Seit Dienstag ist Bundesaußenministerin Annalena Baerbock in New York unterwegs. Zusammen mit Bundeskanzler Olaf Scholz besuchte sie die 77. Generaldebatte der Vereinten Nationen. Olaf Scholz ist mittlerweile wieder in Deutschland angekommen, doch die Grünen-Politikerin Baerbock blieb. Denn sie hatte noch etwas vor.
Neben verschiedenen bilateralen Gesprächen, etwa mit dem ukrainischen Außenminister Dmytro Kuleba oder der Menschenrechtsanwältin Amal Clooney, war Baerbock auf der Sicherheitskonferenz der Vereinten Nationen zugegen.
Hier traf sie auch auf den russischen Außenminister Sergej Lawrow – und es war eine eiskalte Begegnung.

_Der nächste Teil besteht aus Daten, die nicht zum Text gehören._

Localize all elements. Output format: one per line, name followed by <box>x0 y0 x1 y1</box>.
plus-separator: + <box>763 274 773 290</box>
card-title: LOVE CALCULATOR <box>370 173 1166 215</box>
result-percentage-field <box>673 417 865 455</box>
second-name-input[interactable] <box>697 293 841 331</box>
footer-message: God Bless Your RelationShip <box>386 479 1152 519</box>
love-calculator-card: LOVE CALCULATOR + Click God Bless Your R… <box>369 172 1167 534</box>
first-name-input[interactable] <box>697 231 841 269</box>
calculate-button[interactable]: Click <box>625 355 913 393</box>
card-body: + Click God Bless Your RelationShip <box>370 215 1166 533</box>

Zum ersten Mal hatten sich die beiden im Januar getroffen. Da war Baerbock gerade noch frisch im Amt. Sie reiste nach Moskau, um sich mit dem Außenminister auszutauschen. Es waren harte Gespräche. Zu dieser Zeit war Russland noch nicht in die Ukraine einmarschiert. Doch die Drohgebärden und die Stationierung immer weiterer Soldaten an der Grenze zur Ukraine nahmen zu.
Lawrow hatte damals behauptet, Russland bedrohe niemanden. Doch Baerbock ließ sich damals schon nicht von ihrem Amtskollegen beeindrucken – oder gar manipulieren. Baerbock widersprach entschieden. "In der letzten Woche haben sich 100.000 russische Soldaten in der Nähe der ukrainischen Grenze versammelt, ohne nachvollziehbaren Grund, und es ist schwer, das nicht als Bedrohung zu verstehen", hatte Baerbock damals gesagt.

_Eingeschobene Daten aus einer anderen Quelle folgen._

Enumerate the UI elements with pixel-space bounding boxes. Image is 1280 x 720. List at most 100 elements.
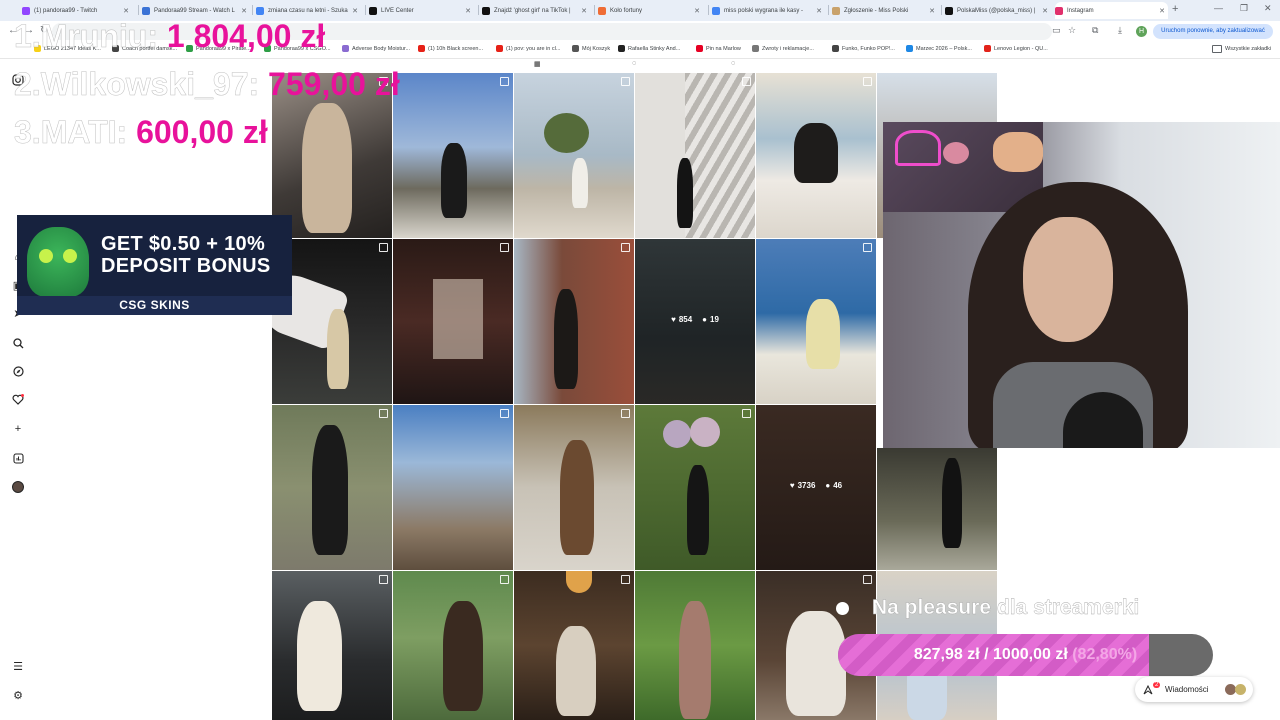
tagged-tab-icon[interactable]: ◌ (731, 60, 735, 67)
tab-favicon-icon (832, 6, 840, 15)
bookmark-item[interactable]: Zwroty i reklamacje... (752, 45, 814, 52)
post-hover-stats: ♥ 854 ● 19 (671, 315, 719, 324)
browser-tab[interactable]: LIVE Center ✕ (369, 2, 474, 19)
post-tile[interactable] (635, 405, 755, 570)
dashboard-icon[interactable] (11, 451, 25, 465)
browser-tab-active[interactable]: Instagram ✕ (1055, 2, 1168, 19)
explore-icon[interactable] (11, 364, 25, 378)
carousel-icon (500, 575, 509, 584)
browser-tab[interactable]: Pandoraa99 Stream - Watch L ✕ (142, 2, 250, 19)
create-plus-icon[interactable]: + (11, 422, 25, 436)
close-tab-icon[interactable]: ✕ (1159, 7, 1168, 15)
bookmark-item[interactable]: Rafaella Stinky And... (618, 45, 680, 52)
carousel-icon (863, 575, 872, 584)
all-bookmarks-button[interactable]: Wszystkie zakładki (1212, 45, 1271, 53)
tab-favicon-icon (482, 6, 490, 15)
close-tab-icon[interactable]: ✕ (816, 7, 825, 15)
bookmark-item[interactable]: Mój Koszyk (572, 45, 610, 52)
carousel-icon (742, 409, 751, 418)
carousel-icon (742, 77, 751, 86)
close-tab-icon[interactable]: ✕ (123, 7, 132, 15)
post-tile[interactable] (635, 73, 755, 238)
new-tab-plus-icon[interactable]: + (1172, 3, 1178, 15)
leaderboard-entry: 1.Mruniu: 1 804,00 zł (14, 18, 326, 55)
donation-goal-title: Na pleasure dla streamerki (872, 596, 1140, 619)
carousel-icon (621, 243, 630, 252)
carousel-icon (621, 409, 630, 418)
sponsor-ad-banner: GET $0.50 + 10% DEPOSIT BONUS CSG SKINS (17, 215, 292, 315)
post-tile[interactable] (756, 73, 876, 238)
post-tile[interactable]: ♥ 3736 ● 46 (756, 405, 876, 570)
bookmark-item[interactable]: Marzec 2026 – Polsk... (906, 45, 972, 52)
post-tile[interactable] (272, 571, 392, 720)
close-tab-icon[interactable]: ✕ (352, 7, 361, 15)
post-tile[interactable] (272, 405, 392, 570)
bookmark-item[interactable]: Lenovo Legion - QU... (984, 45, 1048, 52)
carousel-icon (863, 243, 872, 252)
notifications-heart-icon[interactable] (11, 392, 25, 406)
extensions-icon[interactable]: ⧉ (1092, 25, 1098, 36)
browser-tab[interactable]: Znajdź 'ghost girl' na TikTok | ✕ (482, 2, 590, 19)
browser-tab[interactable]: zmiana czasu na letni - Szuka ✕ (256, 2, 361, 19)
folder-icon (1212, 45, 1222, 53)
browser-tab[interactable]: miss polski wygrana ile kasy - ✕ (712, 2, 825, 19)
ad-subheadline: DEPOSIT BONUS (101, 255, 271, 277)
close-tab-icon[interactable]: ✕ (581, 7, 590, 15)
bookmark-item[interactable]: Pin na Marlow (696, 45, 741, 52)
avatar (1235, 684, 1246, 695)
donation-goal-text: 827,98 zł / 1000,00 zł (82,80%) (913, 646, 1138, 663)
post-tile[interactable] (393, 405, 513, 570)
profile-avatar[interactable]: H (1136, 26, 1147, 37)
maximize-icon[interactable]: ❐ (1240, 3, 1248, 14)
post-tile[interactable] (393, 73, 513, 238)
downloads-icon[interactable]: ⤓ (1118, 25, 1122, 36)
leaderboard-entry: 2.Wilkowski_97: 759,00 zł (14, 66, 400, 103)
bookmark-favicon-icon (752, 45, 759, 52)
bookmark-favicon-icon (618, 45, 625, 52)
post-tile[interactable] (514, 405, 634, 570)
close-tab-icon[interactable]: ✕ (929, 7, 938, 15)
bookmark-item[interactable]: (1) pov: you are in cl... (496, 45, 560, 52)
profile-avatar-icon[interactable] (11, 480, 25, 494)
bookmark-item[interactable]: Funko, Funko POP!... (832, 45, 895, 52)
carousel-icon (621, 575, 630, 584)
update-restart-button[interactable]: Uruchom ponownie, aby zaktualizować (1153, 24, 1273, 39)
bookmark-favicon-icon (906, 45, 913, 52)
search-icon[interactable] (11, 336, 25, 350)
post-tile[interactable] (514, 239, 634, 404)
post-tile[interactable] (393, 571, 513, 720)
browser-tab[interactable]: PolskaMiss (@polska_miss) | ✕ (945, 2, 1051, 19)
ad-headline: GET $0.50 + 10% (101, 233, 266, 255)
close-tab-icon[interactable]: ✕ (694, 7, 703, 15)
bookmark-item[interactable]: Adverse Body Moistur... (342, 45, 410, 52)
post-tile[interactable] (756, 239, 876, 404)
close-tab-icon[interactable]: ✕ (465, 7, 474, 15)
reels-tab-icon[interactable]: ◌ (632, 60, 636, 67)
browser-tab[interactable]: (1) pandoraa99 - Twitch ✕ (22, 2, 132, 19)
browser-tab[interactable]: Koło fortuny ✕ (598, 2, 703, 19)
minimize-icon[interactable]: — (1214, 3, 1223, 13)
post-tile[interactable]: ♥ 854 ● 19 (635, 239, 755, 404)
menu-icon[interactable]: ☰ (11, 659, 25, 673)
post-tile[interactable] (514, 73, 634, 238)
close-window-icon[interactable]: ✕ (1264, 3, 1272, 14)
tab-favicon-icon (142, 6, 150, 15)
browser-tab[interactable]: Zgłoszenie - Miss Polski ✕ (832, 2, 938, 19)
posts-tab-grid-icon[interactable]: ▦ (534, 60, 541, 68)
bookmark-item[interactable]: (1) 10h Black screen... (418, 45, 483, 52)
carousel-icon (379, 243, 388, 252)
post-tile[interactable] (635, 571, 755, 720)
close-tab-icon[interactable]: ✕ (1042, 7, 1051, 15)
close-tab-icon[interactable]: ✕ (241, 7, 250, 15)
bookmark-star-icon[interactable]: ☆ (1068, 25, 1076, 36)
post-tile[interactable] (393, 239, 513, 404)
post-tile[interactable] (877, 448, 997, 570)
bookmark-favicon-icon (696, 45, 703, 52)
heart-icon: ♥ (789, 481, 795, 490)
also-from-meta-icon[interactable]: ⚙ (11, 688, 25, 702)
messages-button[interactable]: 2 Wiadomości (1135, 677, 1253, 702)
streamer-webcam (883, 122, 1280, 448)
post-tile[interactable] (514, 571, 634, 720)
cast-icon[interactable]: ▭ (1052, 25, 1061, 36)
tab-favicon-icon (256, 6, 264, 15)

Und auch in der Nacht zu Freitag stellte sie sich dem russischen Außenminister entgegen.
Lawrow war ebenfalls zur UN-Sicherheitskonferenz erschienen. Er hielt seine Rede, in der er die typische russische Propaganda wiedergab. Dann verließ er den Saal.

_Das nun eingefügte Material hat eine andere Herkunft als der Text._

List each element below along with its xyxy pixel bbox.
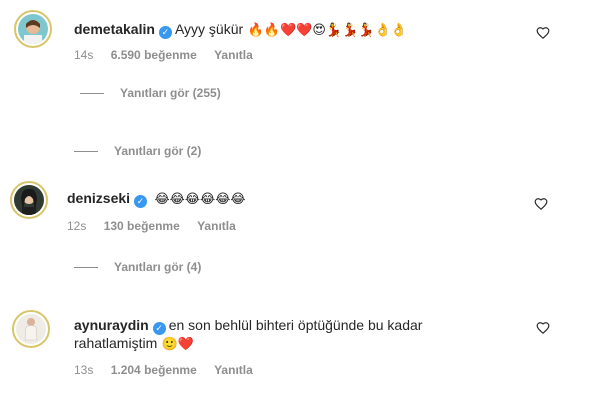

Wenige Minuten später hatte Baerbock ihren Zeitslot für eine Ansprache. Und neben deutlichen Worten gegenüber dem russischen Amtskollegen erinnerte Baerbock mit einer emotionalen Rede an die Leiden der Menschen in der Ukraine – und weltweit.
"Butscha. Mariupol. Isjum." – so begann die deutsche Außenministerin ihre Ansprache. "Wenn wir über den Horror des Krieges in der Ukraine sprechen, sprechen wir nicht über abstrakte Berichte. Wir sprechen über Kindern, wir sprechen über Mütter, Brüder, Väter, über Großeltern, Frauen und Männer und deren Schmerz."
Deswegen fordere sie Russland auf:
Für viele auf dieser Konferenz erscheine der Krieg in der Ukraine wie ein regionaler Krieg, der weit weg sei, meinte Baerbock weiter. In vielen Teilen der Welt gebe es bereits viel Leid wegen der Klimakrise oder der Corona-Pandemie. "Wir hören euch, wir fühlen mit euch", sagte sie.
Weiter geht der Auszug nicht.